Exodus

By Douglas Rushkoff. Published in The New York Times Syndicate/Guardian of London on 1 May 2001

I’m in Europe this week, doing a few lectures and celebrating the launch of my new novel. For some reason, I feel less like an American author on book tour than a traveling rabbi helping people gain perspective about the past five years.

There’s nothing like a little market collapse to get one thinking about life’s larger issues, and asking those big questions. It’s not that high tech business people are suddenly worried about where their money is going to come from. (They’ll just get jobs.) No, it’s waking up to realize just how enslaved they were by it in the first place. Hundreds of thousands of dot.com workers and investors, toiling in mindless devotion to the Great Business Plan, have suddenly been released, albeit involuntarily, from bondage. There’s an opportunity here.

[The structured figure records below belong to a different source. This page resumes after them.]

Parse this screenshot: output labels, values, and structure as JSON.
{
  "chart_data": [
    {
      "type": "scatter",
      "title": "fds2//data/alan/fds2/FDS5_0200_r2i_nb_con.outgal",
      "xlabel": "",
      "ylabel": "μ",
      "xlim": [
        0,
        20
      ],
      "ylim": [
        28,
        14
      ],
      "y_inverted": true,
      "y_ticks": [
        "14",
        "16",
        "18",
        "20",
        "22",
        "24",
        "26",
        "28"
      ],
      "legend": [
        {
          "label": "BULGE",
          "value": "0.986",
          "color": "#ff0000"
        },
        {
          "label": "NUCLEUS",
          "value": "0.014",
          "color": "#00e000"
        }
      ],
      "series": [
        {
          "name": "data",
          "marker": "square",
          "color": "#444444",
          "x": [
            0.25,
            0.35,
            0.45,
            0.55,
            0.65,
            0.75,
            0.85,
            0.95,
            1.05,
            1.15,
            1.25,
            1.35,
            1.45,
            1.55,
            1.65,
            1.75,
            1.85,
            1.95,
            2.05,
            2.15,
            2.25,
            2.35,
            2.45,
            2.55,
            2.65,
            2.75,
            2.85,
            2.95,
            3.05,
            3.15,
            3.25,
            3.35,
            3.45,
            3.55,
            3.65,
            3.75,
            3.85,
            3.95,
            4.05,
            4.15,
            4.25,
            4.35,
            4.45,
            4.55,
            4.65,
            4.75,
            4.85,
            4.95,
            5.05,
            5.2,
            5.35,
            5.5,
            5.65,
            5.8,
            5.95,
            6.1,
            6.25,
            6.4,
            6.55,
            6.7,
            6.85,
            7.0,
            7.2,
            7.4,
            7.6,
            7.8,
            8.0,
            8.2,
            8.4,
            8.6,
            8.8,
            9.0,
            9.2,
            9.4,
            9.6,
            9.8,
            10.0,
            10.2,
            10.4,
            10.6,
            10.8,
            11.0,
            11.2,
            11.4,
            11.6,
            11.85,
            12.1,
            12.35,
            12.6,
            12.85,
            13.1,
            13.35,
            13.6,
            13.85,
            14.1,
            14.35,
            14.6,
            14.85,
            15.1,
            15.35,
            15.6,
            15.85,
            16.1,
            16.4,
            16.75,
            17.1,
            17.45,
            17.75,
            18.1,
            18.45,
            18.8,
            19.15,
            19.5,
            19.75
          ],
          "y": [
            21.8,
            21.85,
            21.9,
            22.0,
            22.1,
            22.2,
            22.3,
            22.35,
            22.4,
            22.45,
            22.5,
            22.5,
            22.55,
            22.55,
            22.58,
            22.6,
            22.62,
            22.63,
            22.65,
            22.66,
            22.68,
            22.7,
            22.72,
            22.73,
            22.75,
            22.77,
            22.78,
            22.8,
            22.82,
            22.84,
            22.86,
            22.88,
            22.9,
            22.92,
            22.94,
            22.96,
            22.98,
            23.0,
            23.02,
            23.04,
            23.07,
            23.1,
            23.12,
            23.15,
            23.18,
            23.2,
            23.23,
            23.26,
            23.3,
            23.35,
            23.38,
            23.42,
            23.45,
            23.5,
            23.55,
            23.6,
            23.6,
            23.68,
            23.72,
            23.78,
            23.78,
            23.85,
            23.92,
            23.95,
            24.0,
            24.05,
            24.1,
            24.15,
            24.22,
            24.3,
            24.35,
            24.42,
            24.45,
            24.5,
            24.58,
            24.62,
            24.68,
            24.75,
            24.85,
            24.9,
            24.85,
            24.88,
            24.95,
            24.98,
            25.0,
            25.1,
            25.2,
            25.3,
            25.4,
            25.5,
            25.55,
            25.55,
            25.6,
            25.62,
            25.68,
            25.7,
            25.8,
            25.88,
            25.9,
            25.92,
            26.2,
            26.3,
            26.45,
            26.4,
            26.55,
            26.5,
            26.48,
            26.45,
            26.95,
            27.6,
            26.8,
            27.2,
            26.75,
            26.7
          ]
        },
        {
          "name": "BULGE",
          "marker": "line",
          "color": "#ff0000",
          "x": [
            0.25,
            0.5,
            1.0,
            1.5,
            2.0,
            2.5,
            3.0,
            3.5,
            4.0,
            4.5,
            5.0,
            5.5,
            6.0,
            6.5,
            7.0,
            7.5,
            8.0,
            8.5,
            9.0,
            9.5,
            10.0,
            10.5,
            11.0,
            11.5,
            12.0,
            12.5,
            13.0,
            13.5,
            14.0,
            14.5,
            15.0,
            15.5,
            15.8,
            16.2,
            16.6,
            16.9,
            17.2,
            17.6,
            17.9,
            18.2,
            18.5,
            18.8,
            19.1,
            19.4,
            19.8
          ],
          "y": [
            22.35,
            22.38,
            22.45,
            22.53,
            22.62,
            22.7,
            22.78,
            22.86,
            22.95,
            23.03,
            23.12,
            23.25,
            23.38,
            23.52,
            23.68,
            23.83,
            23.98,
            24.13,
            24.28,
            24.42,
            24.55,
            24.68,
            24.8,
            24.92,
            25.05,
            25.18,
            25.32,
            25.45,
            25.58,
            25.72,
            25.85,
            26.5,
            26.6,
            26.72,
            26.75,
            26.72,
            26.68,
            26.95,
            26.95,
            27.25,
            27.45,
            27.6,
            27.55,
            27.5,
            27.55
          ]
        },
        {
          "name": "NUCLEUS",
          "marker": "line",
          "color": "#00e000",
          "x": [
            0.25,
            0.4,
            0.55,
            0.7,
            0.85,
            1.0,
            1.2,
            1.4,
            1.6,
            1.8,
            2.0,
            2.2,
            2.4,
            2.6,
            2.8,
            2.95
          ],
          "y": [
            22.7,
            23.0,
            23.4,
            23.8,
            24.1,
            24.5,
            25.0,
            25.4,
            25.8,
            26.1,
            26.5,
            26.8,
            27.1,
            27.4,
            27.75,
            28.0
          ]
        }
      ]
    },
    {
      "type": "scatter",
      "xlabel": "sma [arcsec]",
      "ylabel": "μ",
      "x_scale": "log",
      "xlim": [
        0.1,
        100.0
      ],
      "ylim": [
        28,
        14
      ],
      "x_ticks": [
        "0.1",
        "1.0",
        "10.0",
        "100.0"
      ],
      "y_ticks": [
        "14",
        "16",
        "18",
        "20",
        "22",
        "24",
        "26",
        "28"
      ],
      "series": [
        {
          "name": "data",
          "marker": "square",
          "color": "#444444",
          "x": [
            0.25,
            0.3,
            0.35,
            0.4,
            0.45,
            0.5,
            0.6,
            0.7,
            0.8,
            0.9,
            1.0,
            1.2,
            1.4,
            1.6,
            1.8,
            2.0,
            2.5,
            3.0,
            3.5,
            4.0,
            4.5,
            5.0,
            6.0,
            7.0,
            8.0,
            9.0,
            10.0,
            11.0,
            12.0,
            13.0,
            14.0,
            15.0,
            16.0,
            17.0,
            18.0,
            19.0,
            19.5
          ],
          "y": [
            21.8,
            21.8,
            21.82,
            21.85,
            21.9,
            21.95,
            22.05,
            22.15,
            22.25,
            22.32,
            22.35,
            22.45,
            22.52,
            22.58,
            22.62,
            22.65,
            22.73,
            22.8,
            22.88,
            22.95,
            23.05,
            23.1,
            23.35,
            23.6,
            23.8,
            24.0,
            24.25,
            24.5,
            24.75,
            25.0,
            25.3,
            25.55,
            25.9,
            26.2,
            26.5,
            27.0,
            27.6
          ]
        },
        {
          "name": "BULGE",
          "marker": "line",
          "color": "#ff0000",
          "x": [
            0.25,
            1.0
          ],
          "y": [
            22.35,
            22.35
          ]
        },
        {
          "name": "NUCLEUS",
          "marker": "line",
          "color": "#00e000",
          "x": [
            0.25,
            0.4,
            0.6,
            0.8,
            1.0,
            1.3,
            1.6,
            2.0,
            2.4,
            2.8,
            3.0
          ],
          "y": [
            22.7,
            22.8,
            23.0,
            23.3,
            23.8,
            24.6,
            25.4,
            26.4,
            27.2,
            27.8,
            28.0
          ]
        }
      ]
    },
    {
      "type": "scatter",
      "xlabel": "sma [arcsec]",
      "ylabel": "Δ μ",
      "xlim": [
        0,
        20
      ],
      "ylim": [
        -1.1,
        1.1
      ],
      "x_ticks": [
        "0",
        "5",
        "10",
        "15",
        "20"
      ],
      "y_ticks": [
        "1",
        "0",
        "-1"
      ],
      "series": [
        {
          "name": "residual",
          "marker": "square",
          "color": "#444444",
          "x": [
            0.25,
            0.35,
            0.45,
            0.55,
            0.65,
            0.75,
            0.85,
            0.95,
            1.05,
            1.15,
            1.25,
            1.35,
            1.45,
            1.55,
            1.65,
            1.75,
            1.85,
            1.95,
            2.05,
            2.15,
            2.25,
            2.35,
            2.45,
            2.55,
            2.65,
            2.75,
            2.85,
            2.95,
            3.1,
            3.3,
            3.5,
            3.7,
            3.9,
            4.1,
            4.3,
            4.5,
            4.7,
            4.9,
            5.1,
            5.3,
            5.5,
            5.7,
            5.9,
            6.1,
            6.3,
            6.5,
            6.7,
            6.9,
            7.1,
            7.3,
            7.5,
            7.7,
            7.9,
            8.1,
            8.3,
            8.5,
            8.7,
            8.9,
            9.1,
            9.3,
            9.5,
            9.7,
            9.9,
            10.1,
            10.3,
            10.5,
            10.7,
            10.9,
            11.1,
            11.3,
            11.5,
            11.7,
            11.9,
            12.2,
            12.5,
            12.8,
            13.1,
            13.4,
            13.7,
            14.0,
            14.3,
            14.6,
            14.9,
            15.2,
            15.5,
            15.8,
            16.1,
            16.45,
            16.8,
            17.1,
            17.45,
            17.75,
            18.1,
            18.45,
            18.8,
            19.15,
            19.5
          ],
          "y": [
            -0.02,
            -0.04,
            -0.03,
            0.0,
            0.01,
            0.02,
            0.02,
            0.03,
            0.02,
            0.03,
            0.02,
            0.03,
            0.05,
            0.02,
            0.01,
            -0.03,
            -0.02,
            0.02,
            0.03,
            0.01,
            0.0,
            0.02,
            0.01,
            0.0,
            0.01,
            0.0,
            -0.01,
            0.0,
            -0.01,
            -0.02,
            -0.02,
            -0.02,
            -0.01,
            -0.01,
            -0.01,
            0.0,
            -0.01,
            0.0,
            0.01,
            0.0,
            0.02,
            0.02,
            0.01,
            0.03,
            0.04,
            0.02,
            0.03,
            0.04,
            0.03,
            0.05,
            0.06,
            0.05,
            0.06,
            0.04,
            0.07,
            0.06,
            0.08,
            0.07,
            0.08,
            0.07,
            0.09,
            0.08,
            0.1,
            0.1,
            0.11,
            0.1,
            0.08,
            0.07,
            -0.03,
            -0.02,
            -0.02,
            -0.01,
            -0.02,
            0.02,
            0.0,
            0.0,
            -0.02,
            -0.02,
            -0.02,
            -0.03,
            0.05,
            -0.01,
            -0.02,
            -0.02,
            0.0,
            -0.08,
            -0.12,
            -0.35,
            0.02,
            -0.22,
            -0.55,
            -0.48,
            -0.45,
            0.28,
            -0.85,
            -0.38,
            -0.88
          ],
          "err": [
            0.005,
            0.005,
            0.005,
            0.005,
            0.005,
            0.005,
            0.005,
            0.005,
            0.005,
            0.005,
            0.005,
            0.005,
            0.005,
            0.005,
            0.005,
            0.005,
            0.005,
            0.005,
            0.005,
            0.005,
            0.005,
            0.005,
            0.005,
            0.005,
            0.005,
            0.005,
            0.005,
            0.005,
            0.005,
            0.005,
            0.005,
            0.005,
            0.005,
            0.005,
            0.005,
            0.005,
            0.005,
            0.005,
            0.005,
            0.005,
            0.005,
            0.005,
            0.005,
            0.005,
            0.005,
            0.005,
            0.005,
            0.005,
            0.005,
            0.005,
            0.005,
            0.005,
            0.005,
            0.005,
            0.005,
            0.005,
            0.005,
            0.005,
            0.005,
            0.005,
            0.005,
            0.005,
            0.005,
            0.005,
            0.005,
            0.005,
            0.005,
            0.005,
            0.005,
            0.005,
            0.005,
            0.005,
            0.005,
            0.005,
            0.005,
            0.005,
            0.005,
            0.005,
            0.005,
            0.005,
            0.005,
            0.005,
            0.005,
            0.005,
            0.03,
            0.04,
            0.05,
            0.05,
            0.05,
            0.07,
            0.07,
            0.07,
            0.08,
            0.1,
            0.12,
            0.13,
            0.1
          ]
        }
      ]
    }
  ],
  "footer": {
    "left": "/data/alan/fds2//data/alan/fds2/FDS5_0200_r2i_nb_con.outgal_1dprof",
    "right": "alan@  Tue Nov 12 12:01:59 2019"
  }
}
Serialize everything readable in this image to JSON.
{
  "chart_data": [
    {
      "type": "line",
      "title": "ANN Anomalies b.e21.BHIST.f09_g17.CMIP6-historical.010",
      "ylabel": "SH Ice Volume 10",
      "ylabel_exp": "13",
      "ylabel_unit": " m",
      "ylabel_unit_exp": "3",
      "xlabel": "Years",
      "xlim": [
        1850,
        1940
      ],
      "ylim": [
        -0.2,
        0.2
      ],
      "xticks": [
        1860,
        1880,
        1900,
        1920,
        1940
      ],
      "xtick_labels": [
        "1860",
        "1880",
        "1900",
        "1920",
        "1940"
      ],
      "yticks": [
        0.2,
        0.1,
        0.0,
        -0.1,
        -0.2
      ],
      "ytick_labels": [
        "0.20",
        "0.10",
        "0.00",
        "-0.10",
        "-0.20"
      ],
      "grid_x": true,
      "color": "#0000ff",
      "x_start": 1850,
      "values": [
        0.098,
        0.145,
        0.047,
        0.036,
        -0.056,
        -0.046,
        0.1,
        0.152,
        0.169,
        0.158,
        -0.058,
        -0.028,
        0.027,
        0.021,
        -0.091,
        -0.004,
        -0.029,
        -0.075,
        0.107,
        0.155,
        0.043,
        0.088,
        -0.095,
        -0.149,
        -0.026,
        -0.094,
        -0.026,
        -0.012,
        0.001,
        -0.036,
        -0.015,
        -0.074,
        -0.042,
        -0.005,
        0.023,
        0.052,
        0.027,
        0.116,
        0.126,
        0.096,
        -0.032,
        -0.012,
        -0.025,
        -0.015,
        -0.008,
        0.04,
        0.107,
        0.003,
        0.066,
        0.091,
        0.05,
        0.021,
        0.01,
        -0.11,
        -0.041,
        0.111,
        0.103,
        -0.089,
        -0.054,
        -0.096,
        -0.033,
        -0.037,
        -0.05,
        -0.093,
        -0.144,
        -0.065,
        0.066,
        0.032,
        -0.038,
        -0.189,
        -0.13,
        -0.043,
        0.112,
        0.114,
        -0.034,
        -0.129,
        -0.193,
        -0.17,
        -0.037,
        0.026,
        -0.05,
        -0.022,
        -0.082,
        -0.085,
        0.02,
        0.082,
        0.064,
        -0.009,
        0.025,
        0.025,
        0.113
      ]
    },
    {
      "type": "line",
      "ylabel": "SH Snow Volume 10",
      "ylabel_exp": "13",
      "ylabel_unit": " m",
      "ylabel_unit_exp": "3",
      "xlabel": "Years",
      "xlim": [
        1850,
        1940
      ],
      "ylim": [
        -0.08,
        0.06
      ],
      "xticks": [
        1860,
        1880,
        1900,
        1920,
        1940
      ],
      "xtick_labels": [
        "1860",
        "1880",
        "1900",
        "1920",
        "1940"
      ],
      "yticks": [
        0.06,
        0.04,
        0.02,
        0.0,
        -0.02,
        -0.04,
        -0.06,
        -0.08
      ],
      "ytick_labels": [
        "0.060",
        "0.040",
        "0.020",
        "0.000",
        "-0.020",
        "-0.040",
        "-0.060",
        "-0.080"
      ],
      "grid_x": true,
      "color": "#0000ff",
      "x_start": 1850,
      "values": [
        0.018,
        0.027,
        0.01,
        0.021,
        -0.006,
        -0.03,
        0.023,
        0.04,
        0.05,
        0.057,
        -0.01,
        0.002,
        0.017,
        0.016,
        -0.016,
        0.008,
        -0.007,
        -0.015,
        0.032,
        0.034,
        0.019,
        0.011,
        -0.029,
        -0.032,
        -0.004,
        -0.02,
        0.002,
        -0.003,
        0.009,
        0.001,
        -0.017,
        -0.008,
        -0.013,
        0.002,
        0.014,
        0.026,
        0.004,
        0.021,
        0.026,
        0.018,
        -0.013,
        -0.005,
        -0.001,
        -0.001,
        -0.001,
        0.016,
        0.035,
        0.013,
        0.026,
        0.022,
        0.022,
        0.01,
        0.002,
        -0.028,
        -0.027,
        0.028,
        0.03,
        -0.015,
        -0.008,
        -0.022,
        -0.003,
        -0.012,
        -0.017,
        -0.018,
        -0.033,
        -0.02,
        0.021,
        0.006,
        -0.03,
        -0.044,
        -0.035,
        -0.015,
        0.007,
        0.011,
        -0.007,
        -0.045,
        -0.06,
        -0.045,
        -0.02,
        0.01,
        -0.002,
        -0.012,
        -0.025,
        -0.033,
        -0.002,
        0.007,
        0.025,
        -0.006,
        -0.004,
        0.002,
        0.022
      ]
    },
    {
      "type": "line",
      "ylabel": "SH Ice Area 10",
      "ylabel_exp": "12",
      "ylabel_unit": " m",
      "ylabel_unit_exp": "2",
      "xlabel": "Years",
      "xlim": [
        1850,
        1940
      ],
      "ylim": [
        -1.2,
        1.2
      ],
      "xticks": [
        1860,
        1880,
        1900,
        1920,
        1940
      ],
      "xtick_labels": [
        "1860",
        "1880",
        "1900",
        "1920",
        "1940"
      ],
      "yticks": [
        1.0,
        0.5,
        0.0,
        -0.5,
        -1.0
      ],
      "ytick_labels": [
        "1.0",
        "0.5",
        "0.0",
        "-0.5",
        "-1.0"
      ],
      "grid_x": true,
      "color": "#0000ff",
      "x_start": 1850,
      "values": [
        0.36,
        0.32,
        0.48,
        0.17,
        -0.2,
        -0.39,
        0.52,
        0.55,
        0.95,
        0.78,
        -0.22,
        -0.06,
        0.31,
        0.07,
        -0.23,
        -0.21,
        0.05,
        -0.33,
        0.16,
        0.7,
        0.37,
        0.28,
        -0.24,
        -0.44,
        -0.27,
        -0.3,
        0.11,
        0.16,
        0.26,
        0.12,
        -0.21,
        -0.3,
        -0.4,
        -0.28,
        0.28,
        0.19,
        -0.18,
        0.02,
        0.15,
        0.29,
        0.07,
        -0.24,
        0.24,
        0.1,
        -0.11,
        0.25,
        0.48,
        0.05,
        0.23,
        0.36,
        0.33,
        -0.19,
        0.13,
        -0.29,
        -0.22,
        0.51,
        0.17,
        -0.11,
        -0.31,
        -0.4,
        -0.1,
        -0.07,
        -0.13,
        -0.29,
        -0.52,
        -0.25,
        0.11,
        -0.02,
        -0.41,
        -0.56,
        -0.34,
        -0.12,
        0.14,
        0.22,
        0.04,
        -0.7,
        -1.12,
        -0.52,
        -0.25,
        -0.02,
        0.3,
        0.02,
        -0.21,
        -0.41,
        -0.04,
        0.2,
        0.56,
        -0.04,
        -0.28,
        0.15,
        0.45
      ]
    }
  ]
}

Consider another time this happened. On their exodus from Egypt, the first thing Moses’s Israelites gave themselves was an official day off. They called it Sabbath. After a legendary 400 years spent as slaves building pyramids, they quite predictably committed themselves to workers’ rights.

More importantly, though, the humanistic laws that the former slaves put into place were meant as cultural safeguards – ways of preventing their new society from becoming as oppressive, dehumanizing, and idolatrous as the one they had just escaped.

I believe that computer programmers may be in a similar position.

Now that business is no longer the big boy on the cyber block, programmers have regained their rightful places as shepherds of our technological evolution. But, so far, they have not yet fully recognized the power they wield, or the influence they could gain by networking together through the very same tools they are busy creating.

That’s right: It’s time for programmers to unionize. Globally. Think about it. If programmers were united, they could dictate their terms, their hours, and their benefits. An increasing number of programmers are being hired part-time so that companies can avoid offering job security or health plans. When western programmers complain about these conditions, poorer ones are shipped in from Bangalore on special visas, or “resourced” overseas.

That’s why programmers would have to unionize internationally. Corporate conglomerates don’t respect nation state boundaries, why should unions? Currently in America, unions are the loudest proponents of market protectionism. This misguided strategy is precisely what allows International corporations to play one nation’s workers against another’s. Divide and conquer.

Computer programmers are uniquely qualified to develop the necessary networking tools for a responsive, collaborative international union. And by forging a truly networked, fully decentralized global union, computer programmers could lead the way towards transnational unionization for other working sectors.

Most importantly, computer programmers would stand a chance of re-humanizing the process by which technologies are developed and deployed.

Currently, corporations make most of our technology decisions. And, in case you forgot, corporations are not alive. They are about as human as a pyramid. They are spreadsheets. Sets of rules designed to increase shareholder value. They do not have our interests at heart.

Without any humans in the mix, the unintended effects of technology quickly outnumber the intended ones. We become slaves to the very corporations and economies that were created to serve us. There’s no need to blame or shoot anyone – these things happen. But we do need to intervene, as conscious human beings, into our own affairs.

I can understand the blind passivity of investors and even the executives of Silicon Valley and Alley. They weren’t involved in the invention of technologies at all, but of the fictional ‘new economy.’ They came into this business as slaves. But the programmers? These are the very priests - the few people holding the keys to temple, the codes to the scrolls.

If the programmers just say ‘no,’ it just won’t happen.

Ironically, programmers would not be organizing against management. Managers and executives feel as trapped by the demands of their jobs as everyone else – they’re simply not in as powerful a position to do anything about it. They can be more easily replaced than a programmer.

But programmers, because of their unique position in the cycle of production, can actually stop the machine. A corporation doesn’t pay its programmers properly? The union strikes against them. Can you imagine any major company attempting to survive without its programmers?

And what if the Global Programmers Union took an interest in the society that its many programs were building? Might the programmers at a bank refuse to implement a program that they feel negatively effects the planet, or the plight of a developing nation? Could they refuse to program the computers for an off-shore oil rig, or a new nuclear warhead? What if programmers decided to value social justice more than their employer’s twisted idolatry? Who would control them? Would it be anarchy?

Nope. It’s called Exodus. Programmers may actually be our last opportunity for human intervention before we’re all building pyramids again.